Lors d’une entrevue en décembre, l’ambassadeur de France en Haïti, Fabrice Mauriès, avait critiqué l’approche du Canada, préférant celle de l’ONU. Et « si les sanctions restent canadiennes, elles échoueront », a-t-il déclaré à Radio France Internationale.

Intervention militaire ?

Le gouvernement non élu d’Haïti a demandé une intervention militaire internationale pour éliminer les gangs, mais ce scénario divise profondément les Haïtiens.

L’ONU a déjà établi que des militaires étrangers qu’elle a supervisés lors de déploiements antérieurs en Haïti avaient agressé sexuellement des résidants et provoqué une épidémie de choléra.
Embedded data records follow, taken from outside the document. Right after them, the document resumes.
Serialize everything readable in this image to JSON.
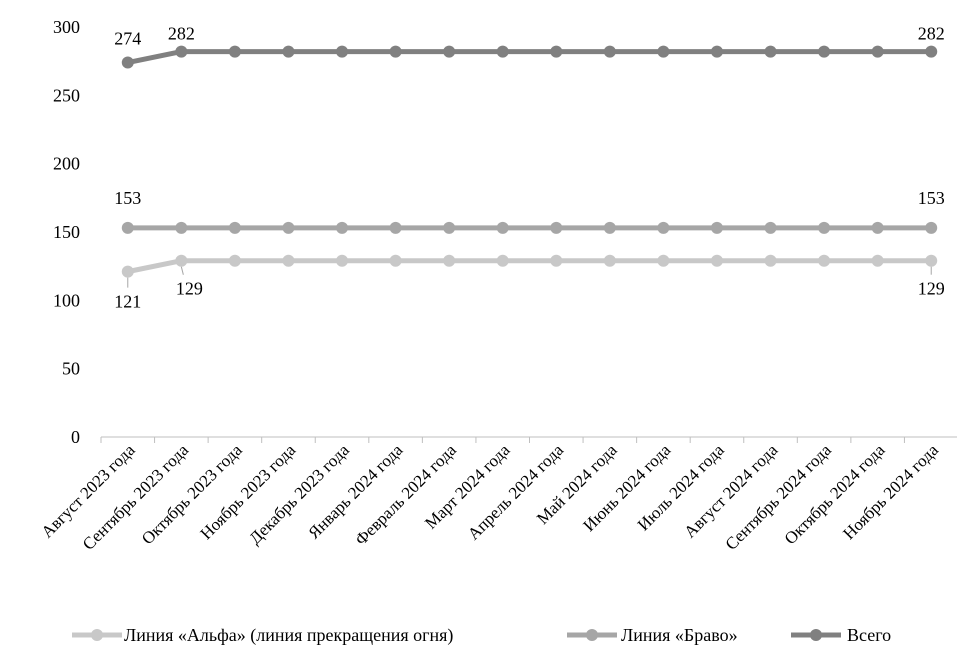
{
  "chart_data": {
    "type": "line",
    "title": "",
    "xlabel": "",
    "ylabel": "",
    "ylim": [
      0,
      300
    ],
    "yticks": [
      0,
      50,
      100,
      150,
      200,
      250,
      300
    ],
    "grid": false,
    "legend_position": "bottom",
    "categories": [
      "Август 2023 года",
      "Сентябрь 2023 года",
      "Октябрь 2023 года",
      "Ноябрь 2023 года",
      "Декабрь 2023 года",
      "Январь 2024 года",
      "Февраль 2024 года",
      "Март 2024 года",
      "Апрель 2024 года",
      "Май 2024 года",
      "Июнь 2024 года",
      "Июль 2024 года",
      "Август 2024 года",
      "Сентябрь 2024 года",
      "Октябрь 2024 года",
      "Ноябрь 2024 года"
    ],
    "series": [
      {
        "name": "Линия «Альфа» (линия прекращения огня)",
        "color": "#c8c8c8",
        "values": [
          121,
          129,
          129,
          129,
          129,
          129,
          129,
          129,
          129,
          129,
          129,
          129,
          129,
          129,
          129,
          129
        ],
        "labeled_points": [
          0,
          1,
          15
        ],
        "label_side": "below"
      },
      {
        "name": "Линия «Браво»",
        "color": "#a6a6a6",
        "values": [
          153,
          153,
          153,
          153,
          153,
          153,
          153,
          153,
          153,
          153,
          153,
          153,
          153,
          153,
          153,
          153
        ],
        "labeled_points": [
          0,
          15
        ],
        "label_side": "above"
      },
      {
        "name": "Всего",
        "color": "#808080",
        "values": [
          274,
          282,
          282,
          282,
          282,
          282,
          282,
          282,
          282,
          282,
          282,
          282,
          282,
          282,
          282,
          282
        ],
        "labeled_points": [
          0,
          1,
          15
        ],
        "label_side": "above"
      }
    ]
  }
}
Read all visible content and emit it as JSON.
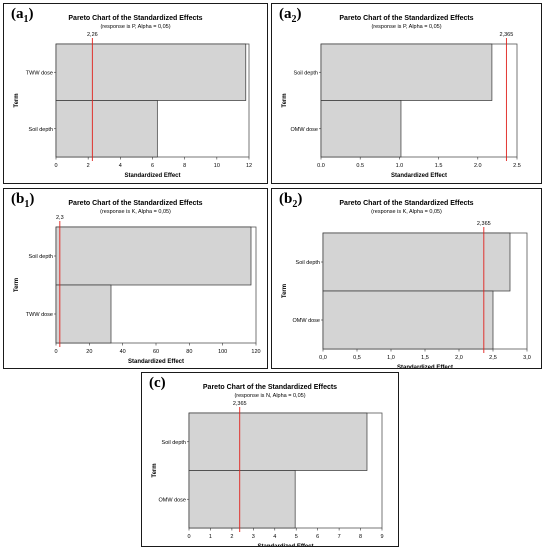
{
  "chart_data": [
    {
      "panel_label": "a",
      "panel_index": "1",
      "type": "bar",
      "title": "Pareto Chart of the Standardized Effects",
      "subtitle": "(response is P, Alpha = 0,05)",
      "categories": [
        "TWW dose",
        "Soil depth"
      ],
      "values": [
        11.8,
        6.3
      ],
      "reference": 2.26,
      "reference_label": "2,26",
      "xlabel": "Standardized Effect",
      "ylabel": "Term",
      "xlim": [
        0,
        12
      ],
      "xticks": [
        "0",
        "2",
        "4",
        "6",
        "8",
        "10",
        "12"
      ]
    },
    {
      "panel_label": "a",
      "panel_index": "2",
      "type": "bar",
      "title": "Pareto Chart of the Standardized Effects",
      "subtitle": "(response is P, Alpha = 0,05)",
      "categories": [
        "Soil depth",
        "OMW dose"
      ],
      "values": [
        2.18,
        1.02
      ],
      "reference": 2.365,
      "reference_label": "2,365",
      "xlabel": "Standardized Effect",
      "ylabel": "Term",
      "xlim": [
        0,
        2.5
      ],
      "xticks": [
        "0.0",
        "0.5",
        "1.0",
        "1.5",
        "2.0",
        "2.5"
      ]
    },
    {
      "panel_label": "b",
      "panel_index": "1",
      "type": "bar",
      "title": "Pareto Chart of the Standardized Effects",
      "subtitle": "(response is K, Alpha = 0,05)",
      "categories": [
        "Soil depth",
        "TWW dose"
      ],
      "values": [
        117,
        33
      ],
      "reference": 2.3,
      "reference_label": "2,3",
      "xlabel": "Standardized Effect",
      "ylabel": "Term",
      "xlim": [
        0,
        120
      ],
      "xticks": [
        "0",
        "20",
        "40",
        "60",
        "80",
        "100",
        "120"
      ]
    },
    {
      "panel_label": "b",
      "panel_index": "2",
      "type": "bar",
      "title": "Pareto Chart of the Standardized Effects",
      "subtitle": "(response is K, Alpha = 0,05)",
      "categories": [
        "Soil depth",
        "OMW dose"
      ],
      "values": [
        2.75,
        2.5
      ],
      "reference": 2.365,
      "reference_label": "2,365",
      "xlabel": "Standardized Effect",
      "ylabel": "Term",
      "xlim": [
        0,
        3
      ],
      "xticks": [
        "0,0",
        "0,5",
        "1,0",
        "1,5",
        "2,0",
        "2,5",
        "3,0"
      ]
    },
    {
      "panel_label": "c",
      "panel_index": "",
      "type": "bar",
      "title": "Pareto Chart of the Standardized Effects",
      "subtitle": "(response is N, Alpha = 0,05)",
      "categories": [
        "Soil depth",
        "OMW dose"
      ],
      "values": [
        8.3,
        4.95
      ],
      "reference": 2.365,
      "reference_label": "2,365",
      "xlabel": "Standardized Effect",
      "ylabel": "Term",
      "xlim": [
        0,
        9
      ],
      "xticks": [
        "0",
        "1",
        "2",
        "3",
        "4",
        "5",
        "6",
        "7",
        "8",
        "9"
      ]
    }
  ]
}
Par ailleurs, M. Trudeau a déclaré mercredi qu’Ottawa avait aidé Haïti de nombreuses manières depuis la fin de la dictature des Duvalier en 1986, mais qu’il fallait un changement plus durable.

« Nous avons livré des missions militaires, nous avons construit des hôpitaux, nous avons formé des policiers, fourni des gardiens de prison — nous avons fait une quantité énorme d’interventions et pourtant les problèmes persistent », a-t-il déclaré lors d’une conférence de presse à Terre-Neuve-et-Labrador.

M. Trudeau a fait valoir qu’il fallait adopter une « nouvelle approche » où les Haïtiens sont aux commandes. « L’intervention extérieure comme nous l’avons fait dans le passé n’a pas fonctionné pour créer une stabilité à long terme pour Haïti. »

En tout cas, le chef d’état-major de la Défense doute que le Canada ait la « capacité » militaire de mener une telle intervention en Haïti. « Il y a tellement d’éléments à prendre en compte […] Ce serait difficile », admettait la semaine dernière le général Wayne Eyre, dans une entrevue à Reuters.